Plateau’s Achievement. Indeed, this is the third appearance of soap bubbles here at SimanaitisSays. Back in the middle 1800s, the French physicist Joseph Plateau studied how soap bubbles interact: If they’re the same volume, their intersection is a circular disc.

Plateau figured out their intersection even when the two bubbles differ in size. His geometric construction is all the more elegant, given that Plateau was blind at the time. Back when I was teaching, I used this as counterexample to kids saying “I can’t do that problem because I can’t visualize it.”

Karen Uhlenbeck’s Abel Prize. Soap bubbles were part of the research that garnered American mathematician Karen Uhlenbeck the 2019 Abel Prize; equivalent, in a sense, to a mathematics Nobel Prize.

Image by Kym Cox/Science Source from The New York Times, April 8, 2019.

Uhlenbeck’s work in geometric partial differential equations analyzed, among other things, how soap films behaved in higher-dimensional curved space. (Now there’s something that takes visualizing.)

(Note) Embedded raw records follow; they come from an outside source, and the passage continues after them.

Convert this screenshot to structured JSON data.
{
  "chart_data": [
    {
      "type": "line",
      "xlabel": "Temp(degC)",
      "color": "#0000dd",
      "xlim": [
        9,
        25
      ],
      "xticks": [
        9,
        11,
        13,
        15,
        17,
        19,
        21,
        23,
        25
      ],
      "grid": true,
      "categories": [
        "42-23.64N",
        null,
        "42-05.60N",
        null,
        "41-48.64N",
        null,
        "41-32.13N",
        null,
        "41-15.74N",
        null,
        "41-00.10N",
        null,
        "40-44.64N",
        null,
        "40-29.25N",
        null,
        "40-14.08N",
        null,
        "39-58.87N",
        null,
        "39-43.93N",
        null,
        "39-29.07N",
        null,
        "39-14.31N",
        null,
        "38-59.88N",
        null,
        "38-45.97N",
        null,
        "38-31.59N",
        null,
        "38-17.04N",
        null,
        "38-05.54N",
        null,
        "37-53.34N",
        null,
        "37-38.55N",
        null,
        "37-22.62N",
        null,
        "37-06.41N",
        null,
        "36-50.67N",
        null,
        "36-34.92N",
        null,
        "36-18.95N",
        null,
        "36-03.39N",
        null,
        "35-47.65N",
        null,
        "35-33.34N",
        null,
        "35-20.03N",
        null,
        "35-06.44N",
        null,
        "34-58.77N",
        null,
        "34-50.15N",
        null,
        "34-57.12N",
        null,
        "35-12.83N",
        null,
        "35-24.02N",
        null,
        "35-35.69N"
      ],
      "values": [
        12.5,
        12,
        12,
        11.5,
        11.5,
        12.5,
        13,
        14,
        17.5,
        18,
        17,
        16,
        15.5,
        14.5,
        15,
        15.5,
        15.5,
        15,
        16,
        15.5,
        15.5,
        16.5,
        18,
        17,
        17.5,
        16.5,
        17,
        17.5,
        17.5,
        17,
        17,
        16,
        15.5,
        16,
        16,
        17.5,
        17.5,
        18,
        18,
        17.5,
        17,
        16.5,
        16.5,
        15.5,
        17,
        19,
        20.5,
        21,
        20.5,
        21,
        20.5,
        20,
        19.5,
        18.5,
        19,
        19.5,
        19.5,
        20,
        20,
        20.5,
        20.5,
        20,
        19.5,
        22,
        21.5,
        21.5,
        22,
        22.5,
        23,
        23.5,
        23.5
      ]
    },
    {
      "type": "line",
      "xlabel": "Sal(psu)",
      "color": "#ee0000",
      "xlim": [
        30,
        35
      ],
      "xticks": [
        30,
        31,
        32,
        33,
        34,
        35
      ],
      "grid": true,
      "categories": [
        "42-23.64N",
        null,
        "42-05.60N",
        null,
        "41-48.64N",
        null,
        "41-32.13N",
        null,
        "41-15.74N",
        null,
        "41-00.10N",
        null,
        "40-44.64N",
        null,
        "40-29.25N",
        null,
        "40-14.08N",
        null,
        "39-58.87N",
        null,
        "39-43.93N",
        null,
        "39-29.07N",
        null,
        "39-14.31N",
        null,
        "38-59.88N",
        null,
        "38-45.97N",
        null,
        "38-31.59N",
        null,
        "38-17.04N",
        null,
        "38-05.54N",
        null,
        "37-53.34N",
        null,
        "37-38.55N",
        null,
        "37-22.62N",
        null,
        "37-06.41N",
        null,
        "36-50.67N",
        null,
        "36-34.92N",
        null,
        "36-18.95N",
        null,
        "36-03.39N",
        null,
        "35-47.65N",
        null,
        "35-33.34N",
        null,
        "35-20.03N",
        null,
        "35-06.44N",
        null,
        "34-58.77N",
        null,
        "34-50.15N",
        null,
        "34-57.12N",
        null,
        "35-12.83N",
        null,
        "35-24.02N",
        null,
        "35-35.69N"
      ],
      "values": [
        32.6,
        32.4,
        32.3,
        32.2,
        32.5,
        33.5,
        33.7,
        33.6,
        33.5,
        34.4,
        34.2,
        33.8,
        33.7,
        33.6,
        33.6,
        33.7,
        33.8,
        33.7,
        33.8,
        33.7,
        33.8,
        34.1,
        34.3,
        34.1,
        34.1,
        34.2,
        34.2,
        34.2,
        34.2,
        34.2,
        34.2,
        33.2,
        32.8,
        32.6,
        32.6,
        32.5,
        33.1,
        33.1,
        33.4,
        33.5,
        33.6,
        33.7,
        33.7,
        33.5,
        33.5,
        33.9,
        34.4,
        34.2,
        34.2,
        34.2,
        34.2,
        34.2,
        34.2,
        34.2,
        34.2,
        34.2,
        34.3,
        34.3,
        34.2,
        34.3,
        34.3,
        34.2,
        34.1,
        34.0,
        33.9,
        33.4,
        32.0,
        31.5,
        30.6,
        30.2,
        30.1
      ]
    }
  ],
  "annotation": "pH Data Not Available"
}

Freezing Bubbles. The freezing of bubbles is an example of heat transfer, how matter behaves when its temperature changes. As described by Knvul Sheikh, “… when soap bubbles freeze, lacy crystals break off from cooler points on the surface and swirl around on currents of warmer liquid.” As Virginia Tech’s Jonathan Boreyko said to Sheikh, “We’ve seen the unique freezing dynamics of bubbles in nature, but we’ve never understood the physics behind it.”

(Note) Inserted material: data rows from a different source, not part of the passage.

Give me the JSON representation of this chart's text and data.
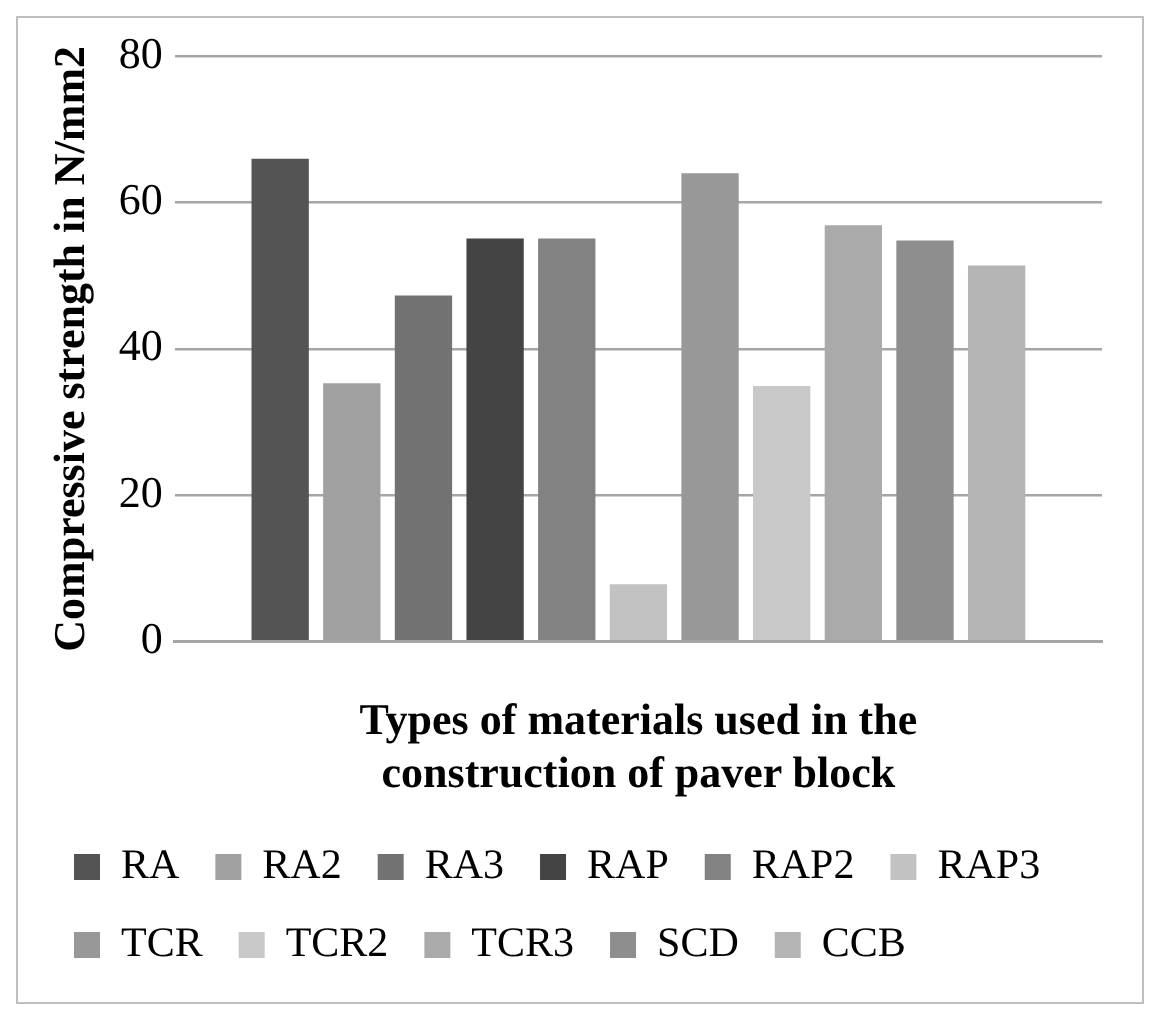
{
  "chart_data": {
    "type": "bar",
    "categories": [
      null
    ],
    "xlabel": "Types of materials used in the construction of paver block",
    "ylabel": "Compressive strength in N/mm2",
    "ylim": [
      0,
      80
    ],
    "yticks": [
      0,
      20,
      40,
      60,
      80
    ],
    "grid": "y",
    "legend": "bottom",
    "series": [
      {
        "name": "RA",
        "color": "#545454",
        "values": [
          66
        ]
      },
      {
        "name": "RA2",
        "color": "#a0a0a0",
        "values": [
          35.3
        ]
      },
      {
        "name": "RA3",
        "color": "#727272",
        "values": [
          47.3
        ]
      },
      {
        "name": "RAP",
        "color": "#444444",
        "values": [
          55.1
        ]
      },
      {
        "name": "RAP2",
        "color": "#828282",
        "values": [
          55.1
        ]
      },
      {
        "name": "RAP3",
        "color": "#c2c2c2",
        "values": [
          7.8
        ]
      },
      {
        "name": "TCR",
        "color": "#989898",
        "values": [
          64
        ]
      },
      {
        "name": "TCR2",
        "color": "#c8c8c8",
        "values": [
          34.9
        ]
      },
      {
        "name": "TCR3",
        "color": "#aaaaaa",
        "values": [
          56.9
        ]
      },
      {
        "name": "SCD",
        "color": "#8e8e8e",
        "values": [
          54.8
        ]
      },
      {
        "name": "CCB",
        "color": "#b4b4b4",
        "values": [
          51.4
        ]
      }
    ]
  }
}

Boreyko and his colleagues, S. Farzad Ahmadi, Saurabh Nath, Christian M. Kinglett, and Pengtao Yue, published their findings, “How Soap Bubbles Freeze,” in Nature Communications 10, Article 2531, 2019.

The researchers note, “Droplets or puddles tend to freeze from the propagation of a single freeze front. In contrast, videographers have shown that as soap bubbles freeze, a plethora of growing ice crystals can swirl around in a beautiful effect visually reminiscent of a snow globe.”

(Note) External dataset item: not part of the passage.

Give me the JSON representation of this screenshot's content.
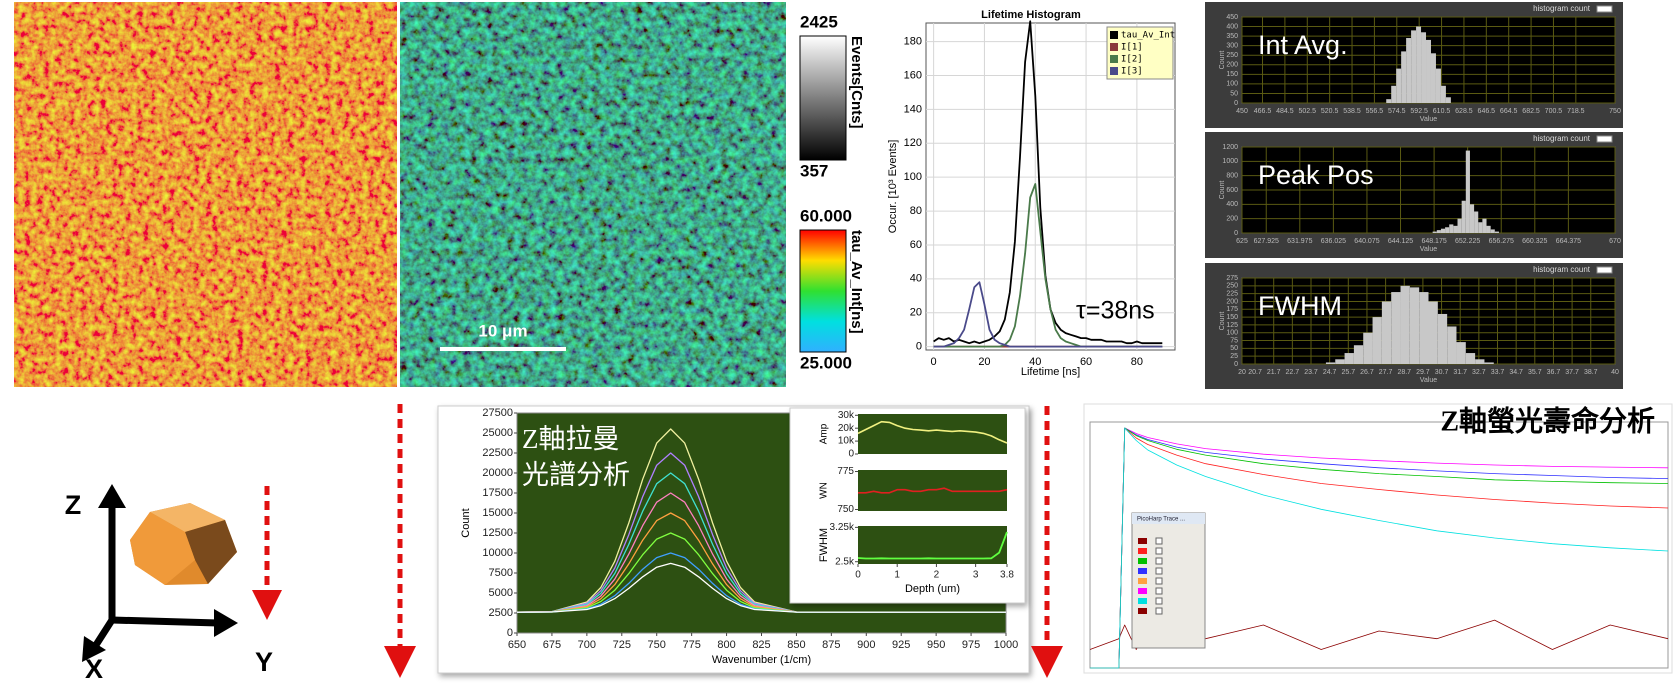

Sheikh writes, “The team started by pipetting tiny soap bubbles onto an ice block that they chilled to minus 4 Fahrenheit and kept in a walk-in freezer. Using high-speed cameras, the team then filmed the soap bubbles as they froze from the bottom up.”

A Quick Show. At first, the boundary between frozen and unfrozen parts, the “freeze front,” inched up the surface. “But,” Sheikh says, “within milliseconds, chunks of ice crystals started breaking off from the freeze front. They were swept up by tiny water streams, known as Marangoni currents, until hundreds of ice crystals danced across the bubble.”

Bubbles freezing. Images by John Lloyd from The New York Times, June 18, 2019. Sheikh’s article also contains a compelling video.

“After about 10 seconds,” Sheikh writes, “the Marangoni flow dissipated and died out as the floating ice grew and crystals became interlocked. At that point, the rest of the bubble froze over.”

I was curious about Marangoni and learned more from several sources. For instance, Marangoni currents explain why wine appears to leave “legs” behind in your glass as you drink.

Wine Traveler explains that these traces, also known as “tears of wine,” are a product of alcohol, evaporation, water, and surface tension. In particular, they have nothing to do with how sediment-packed the wine is.

An onophile friend used to quip, “This wine has good legs…. and a nice smile too.”

More on Marangoni. To give the phenomenon its full name, the Gibbs-Marangoni Effect honors Italian physicist Carlo Marangoni and American scientist Joshua Willard Gibbs. Marangoni discussed surface-tension phenomena in his 1865 doctoral thesis; Gibbs gave it a full mathematical treatment in his On the Equilibrium of Heterogeneous Substances. 1875–1878.

Image from The New York Times, June 18, 2019.

The images are beautiful, the physics and mathematics are elegant. And there’s practicality as well. Sheikh notes, “The study could also have applications for flash freezing food, creating tastier ice cream, or even developing antifreeze materials.”

I’m all for tastier ice cream, though I believe this bar is already quite high. I love Mexican Chocolate. ds

© Dennis Simanaitis, SimanaitisSays, 2019

One comment on “SOAP BUBBLES AND WINE LEGS

  1. Michael Rubin
    June 25, 2019

    Besides tastier ice cream, don’t forget wines with smiles, or wines that make you smile.